The Mendocino County Sheriff's office issued a statement about the body that was found in the surf of the Pacific Ocean.
"This area is in the immediate vicinity of the recent Hart Family crash. The Mendocino County Sheriff's Office responded to the location to conduct a coroner's investigation and learned that a couple, vacationing along the coast, observed a possible body floating in the surf near Juan Creek. The body was pulled from the surf, onto the beach, by a third bystander where it was later recovered by Westport Fire."
As Scott Neuman reported for The Two-Way earlier this month:
"The family from Woodland, Wash. — Sarah and Jennifer Hart, who were married, and at least three of the couple's six adopted children — was in the vehicle on California's scenic Highway 1 near the city of Westport when it accelerated rapidly off the cliff and fell 100 feet to the rocky shore.
"The two women, both 38, were found dead inside the SUV, while three of their children — Markis Hart, 19, Jeremiah Hart, 14, and Abigail Hart, 14 — were discovered outside the vehicle. Searchers were looking for Hannah Hart, 16; Sierra Hart, 12; and Devonte Hart, 15."
Lt. Shannon Barney in the sheriff's office statement wrote:
"The recovered body appears to be that of an African American Female but the age and a positive identity could not be determined. An autopsy will be conducted on Tuesday and the cause of death is unknown.

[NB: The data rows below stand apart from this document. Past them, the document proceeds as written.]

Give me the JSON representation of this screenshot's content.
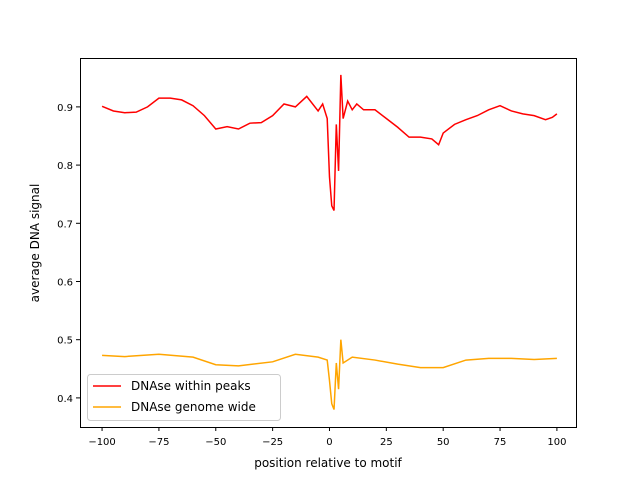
{
  "chart_data": {
    "type": "line",
    "title": "",
    "xlabel": "position relative to motif",
    "ylabel": "average DNA signal",
    "xlim": [
      -109.7,
      108.4
    ],
    "ylim": [
      0.35,
      0.984
    ],
    "xticks": [
      -100,
      -75,
      -50,
      -25,
      0,
      25,
      50,
      75,
      100
    ],
    "xtick_labels": [
      "−100",
      "−75",
      "−50",
      "−25",
      "0",
      "25",
      "50",
      "75",
      "100"
    ],
    "yticks": [
      0.4,
      0.5,
      0.6,
      0.7,
      0.8,
      0.9
    ],
    "ytick_labels": [
      "0.4",
      "0.5",
      "0.6",
      "0.7",
      "0.8",
      "0.9"
    ],
    "grid": false,
    "legend_position": "lower-left",
    "series": [
      {
        "name": "DNAse within peaks",
        "color": "#ff0000",
        "x": [
          -100,
          -95,
          -90,
          -85,
          -80,
          -75,
          -70,
          -65,
          -60,
          -55,
          -50,
          -45,
          -40,
          -35,
          -30,
          -25,
          -20,
          -15,
          -10,
          -5,
          -3,
          -1,
          0,
          1,
          2,
          3,
          4,
          5,
          6,
          8,
          10,
          12,
          15,
          20,
          25,
          30,
          35,
          40,
          45,
          48,
          50,
          55,
          60,
          65,
          70,
          75,
          80,
          85,
          90,
          95,
          98,
          100
        ],
        "y": [
          0.901,
          0.893,
          0.89,
          0.891,
          0.9,
          0.915,
          0.915,
          0.912,
          0.902,
          0.885,
          0.862,
          0.866,
          0.862,
          0.872,
          0.873,
          0.885,
          0.905,
          0.9,
          0.918,
          0.893,
          0.905,
          0.88,
          0.78,
          0.73,
          0.722,
          0.87,
          0.79,
          0.955,
          0.88,
          0.91,
          0.895,
          0.905,
          0.895,
          0.895,
          0.88,
          0.865,
          0.848,
          0.848,
          0.845,
          0.835,
          0.855,
          0.87,
          0.878,
          0.885,
          0.895,
          0.902,
          0.893,
          0.888,
          0.885,
          0.878,
          0.882,
          0.888
        ]
      },
      {
        "name": "DNAse genome wide",
        "color": "#ffa500",
        "x": [
          -100,
          -90,
          -75,
          -60,
          -50,
          -40,
          -25,
          -15,
          -5,
          -1,
          0,
          1,
          2,
          3,
          4,
          5,
          6,
          10,
          20,
          30,
          40,
          50,
          60,
          70,
          80,
          90,
          100
        ],
        "y": [
          0.473,
          0.471,
          0.475,
          0.47,
          0.457,
          0.455,
          0.462,
          0.475,
          0.47,
          0.465,
          0.43,
          0.39,
          0.38,
          0.46,
          0.415,
          0.5,
          0.46,
          0.47,
          0.465,
          0.458,
          0.452,
          0.452,
          0.465,
          0.468,
          0.468,
          0.466,
          0.468
        ]
      }
    ]
  }
}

"The Sheriff's Office is investigating the possibility that the body may be one of the two missing Hart girls but identification will most likely be done through DNA analysis, a process that can take several weeks."
The discovery of the body on Saturday followed a two-day storm that hit Northern California. The sheriff's office say there were no other signs of the missing Hart children.
One of the missing is Devonte Hart. In 2014, when he was 12, his face struck a deep national chord — a black child, tears streaming down his face, gripping a white police officer in an embrace, just as bitterness tore at the nation during Ferguson-related protests.